Hyères (Var), reportage
Il fut un temps où Isabelle Truffaut apercevait la mer de sa terrasse. Trois barres d’immeubles ferment désormais l’horizon. Cette ancienne navigatrice doit se contenter d’observer le ballet des grues qui s’affairent chaque jour. Vinci Immobilier prévoit de construire ici 165 logements, la résidence « Green Park ». Un nom aux sonorités vertueuses pour des immeubles érigés sur des terres agricoles.
« Le dernier maraîcher a fini par vendre lui aussi », dit Isabelle Truffaut. Pourtant, le plan d’occupation des sols prévoyait d’étendre le parc voisin sur ce terrain. Manifestement, ce n’est pas l’option retenue par la municipalité… » ironise Reynold Ignace, président du comité d’intérêt local formé par les habitants d’une résidence voisine. Et s’il n’y avait que ce chantier-là…

Un tour de l’appartement d’Isabelle permet de prendre la mesure de la frénésie urbanistique qui s’est emparée de la ville. Côté salle de bains, un projet de 22 logements, côté chambre, une autre résidence, de 45 logements. Isabelle est cernée. À la sortie de l’immeuble, des monticules de gravats jonchent le bord de la route.
9 000 logements de plus
Des semi-remorques et des camions-bétonnières déboulent d’un autre chantier, signé Vinci lui aussi, situé à moins de 300 mètres de là. 172 logements y sont prévus cette fois.
« J’ai compté 15 chantiers, rien que dans le centre de Hyères », relève Isabelle Truffaut. C’est un fait, ça construit à tout-va. « Le PLU [Plan local d’urbanisme] voté en 2017 prévoit la construction de plus de 9 000 logements pour la période 2020-2030 », précise Reynold Ignace. Le maire Jean-Pierre Giran (LR) s’est fixé un objectif de 65 000 habitants d’ici une quinzaine d’années, contre 56 000 aujourd’hui.

Mais qu’a-t-il bien pu se passer pour que tant de nouvelles constructions fleurissent ? Située sur la Côte d’Azur, à quelques kilomètres à l’est de Toulon, Hyères est un écrin naturel de 13 000 hectares comprenant la presqu’île de Giens, son littoral protégé et ses zones humides mais aussi les îles de Porquerolles et de Port-Cros qui lui font face.
L’été, la population explose.
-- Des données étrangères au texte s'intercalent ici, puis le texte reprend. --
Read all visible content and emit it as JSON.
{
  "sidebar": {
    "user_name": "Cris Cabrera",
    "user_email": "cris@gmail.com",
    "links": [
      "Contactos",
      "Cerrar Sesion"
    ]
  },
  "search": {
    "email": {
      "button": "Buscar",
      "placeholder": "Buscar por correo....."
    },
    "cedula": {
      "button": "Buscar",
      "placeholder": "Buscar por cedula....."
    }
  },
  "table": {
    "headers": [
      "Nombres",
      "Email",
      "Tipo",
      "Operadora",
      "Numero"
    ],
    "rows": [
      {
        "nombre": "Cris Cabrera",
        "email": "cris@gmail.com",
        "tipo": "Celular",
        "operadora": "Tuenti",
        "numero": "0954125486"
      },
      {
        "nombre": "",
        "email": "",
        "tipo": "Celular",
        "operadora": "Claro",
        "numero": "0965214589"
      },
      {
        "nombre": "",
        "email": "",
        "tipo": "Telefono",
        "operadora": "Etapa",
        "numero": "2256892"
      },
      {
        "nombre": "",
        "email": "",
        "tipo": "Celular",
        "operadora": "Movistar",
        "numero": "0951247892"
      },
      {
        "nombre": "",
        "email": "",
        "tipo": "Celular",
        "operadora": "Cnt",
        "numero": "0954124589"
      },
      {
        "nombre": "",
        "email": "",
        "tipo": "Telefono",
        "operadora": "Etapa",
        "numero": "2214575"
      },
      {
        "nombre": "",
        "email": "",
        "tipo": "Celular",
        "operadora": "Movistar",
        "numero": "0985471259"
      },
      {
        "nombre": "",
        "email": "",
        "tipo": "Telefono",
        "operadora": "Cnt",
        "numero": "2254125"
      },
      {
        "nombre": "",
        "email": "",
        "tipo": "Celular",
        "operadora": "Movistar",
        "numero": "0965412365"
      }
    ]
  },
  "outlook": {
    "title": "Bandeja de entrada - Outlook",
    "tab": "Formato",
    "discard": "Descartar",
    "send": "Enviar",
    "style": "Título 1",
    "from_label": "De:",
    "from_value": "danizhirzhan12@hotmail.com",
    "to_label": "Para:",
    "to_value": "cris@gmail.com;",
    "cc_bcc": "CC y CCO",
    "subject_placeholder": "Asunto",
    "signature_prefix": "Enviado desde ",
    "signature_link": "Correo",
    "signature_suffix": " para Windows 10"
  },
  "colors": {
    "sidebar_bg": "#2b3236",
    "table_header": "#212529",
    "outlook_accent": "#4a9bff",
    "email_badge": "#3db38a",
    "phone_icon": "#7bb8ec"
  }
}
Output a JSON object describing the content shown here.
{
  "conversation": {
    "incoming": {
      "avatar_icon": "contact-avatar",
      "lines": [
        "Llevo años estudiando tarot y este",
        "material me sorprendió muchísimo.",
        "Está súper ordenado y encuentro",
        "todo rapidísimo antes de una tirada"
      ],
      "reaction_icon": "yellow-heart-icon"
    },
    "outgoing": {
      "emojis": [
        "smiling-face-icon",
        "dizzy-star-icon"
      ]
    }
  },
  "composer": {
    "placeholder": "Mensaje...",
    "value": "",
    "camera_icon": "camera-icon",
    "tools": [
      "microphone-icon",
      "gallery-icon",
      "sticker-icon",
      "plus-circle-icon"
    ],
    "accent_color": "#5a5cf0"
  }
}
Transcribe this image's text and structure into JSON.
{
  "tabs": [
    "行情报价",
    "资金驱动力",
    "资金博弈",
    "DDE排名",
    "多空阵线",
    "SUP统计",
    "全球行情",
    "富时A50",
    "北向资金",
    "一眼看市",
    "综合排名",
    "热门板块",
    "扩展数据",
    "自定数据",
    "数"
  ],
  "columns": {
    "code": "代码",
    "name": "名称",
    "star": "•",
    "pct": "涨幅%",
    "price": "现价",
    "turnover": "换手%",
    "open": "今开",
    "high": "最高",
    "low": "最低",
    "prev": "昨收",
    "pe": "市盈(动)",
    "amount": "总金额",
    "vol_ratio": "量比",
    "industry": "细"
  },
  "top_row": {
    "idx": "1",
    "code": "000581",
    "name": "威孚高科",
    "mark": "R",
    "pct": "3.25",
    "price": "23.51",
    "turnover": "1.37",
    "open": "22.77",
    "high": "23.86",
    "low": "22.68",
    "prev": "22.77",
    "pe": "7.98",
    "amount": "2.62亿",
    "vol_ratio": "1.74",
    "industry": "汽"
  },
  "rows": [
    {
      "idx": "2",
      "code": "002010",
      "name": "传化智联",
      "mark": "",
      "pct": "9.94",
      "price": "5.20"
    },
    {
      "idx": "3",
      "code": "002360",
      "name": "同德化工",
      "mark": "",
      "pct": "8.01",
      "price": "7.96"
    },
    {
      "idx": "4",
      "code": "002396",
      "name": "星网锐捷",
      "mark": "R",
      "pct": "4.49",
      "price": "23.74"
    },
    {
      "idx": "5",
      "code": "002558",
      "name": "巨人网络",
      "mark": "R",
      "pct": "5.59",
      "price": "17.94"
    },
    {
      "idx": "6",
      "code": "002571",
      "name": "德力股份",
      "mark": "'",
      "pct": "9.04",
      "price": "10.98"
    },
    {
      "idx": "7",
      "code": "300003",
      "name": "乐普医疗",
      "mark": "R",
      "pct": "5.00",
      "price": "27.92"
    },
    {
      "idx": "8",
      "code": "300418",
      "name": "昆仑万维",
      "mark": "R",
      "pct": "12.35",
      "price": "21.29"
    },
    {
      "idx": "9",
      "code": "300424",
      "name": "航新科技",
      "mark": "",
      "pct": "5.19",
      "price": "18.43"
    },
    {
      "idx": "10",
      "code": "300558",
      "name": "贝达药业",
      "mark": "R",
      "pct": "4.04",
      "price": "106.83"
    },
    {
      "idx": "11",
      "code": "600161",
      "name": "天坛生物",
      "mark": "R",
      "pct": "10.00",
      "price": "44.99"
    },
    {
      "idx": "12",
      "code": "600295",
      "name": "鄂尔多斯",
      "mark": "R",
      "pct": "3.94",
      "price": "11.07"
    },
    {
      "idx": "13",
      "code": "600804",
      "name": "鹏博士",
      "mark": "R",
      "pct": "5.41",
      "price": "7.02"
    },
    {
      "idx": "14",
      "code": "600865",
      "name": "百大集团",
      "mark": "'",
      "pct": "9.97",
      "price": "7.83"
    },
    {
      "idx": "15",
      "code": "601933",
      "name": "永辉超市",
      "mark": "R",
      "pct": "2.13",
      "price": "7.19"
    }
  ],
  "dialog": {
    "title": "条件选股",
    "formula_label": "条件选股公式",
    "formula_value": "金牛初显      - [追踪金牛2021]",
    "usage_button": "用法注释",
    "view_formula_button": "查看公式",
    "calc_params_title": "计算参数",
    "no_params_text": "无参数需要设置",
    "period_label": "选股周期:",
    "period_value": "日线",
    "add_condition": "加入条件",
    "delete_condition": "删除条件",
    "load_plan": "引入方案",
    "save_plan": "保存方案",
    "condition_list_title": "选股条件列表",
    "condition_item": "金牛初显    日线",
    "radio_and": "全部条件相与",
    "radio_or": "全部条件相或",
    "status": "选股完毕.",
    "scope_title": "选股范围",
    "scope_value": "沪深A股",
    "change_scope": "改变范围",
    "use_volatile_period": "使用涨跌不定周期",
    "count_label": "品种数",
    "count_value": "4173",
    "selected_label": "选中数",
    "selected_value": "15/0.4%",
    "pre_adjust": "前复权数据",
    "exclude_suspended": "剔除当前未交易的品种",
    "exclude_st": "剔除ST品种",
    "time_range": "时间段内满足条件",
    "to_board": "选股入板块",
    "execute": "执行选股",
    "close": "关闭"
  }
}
Paradoxe pourtant, la ville perd des habitants, comme le rapportent nos confrères de Var Matin. La plupart des nouvelles constructions concernent en fait des résidences secondaires ou des complexes touristiques, au risque de voir les habitants historiques poussés vers la sortie.

L’urbanisme, ici, doit composer avec un obstacle de taille : l’eau. À y regarder de plus près, le Green Park en face de chez Isabelle pousse sur des sortes d’échasses de béton. Tous les immeubles de la résidence sont construits sur pilotis. Comme une grande partie de la ville, ce site en construction se trouve en zone inondable.
En janvier 2014, des pluies diluviennes avaient provoqué des inondations majeures, causant la mort de deux personnes. Dans le nord-est de la ville, la résidence des Salins, sortie de terre l’an dernier, a poussé en pleine « zone de submersion forte » dans un rectangle miraculeusement préservé de la montée des eaux…

« On vient habiter à Hyères pour un équilibre ville-nature qui se dégrade rapidement depuis quelques années », se désole Benoît Guerin, de Hyères Écologie Citoyenne, une association fondée par des Hyérois désireux d’organiser des actions festives pour dénoncer les excès de bétonnage que connaît leur ville. « Il y a une absence totale de prise en compte des végétaux ici », ajoute-t-il.
Cet été, l’association a organisé des manifestations avec parasols, ombrelles et bétonnière en fleurs sur la place Clemenceau, en centre-ville, particulièrement artificialisée et devenue un îlot de chaleur invivable l’été.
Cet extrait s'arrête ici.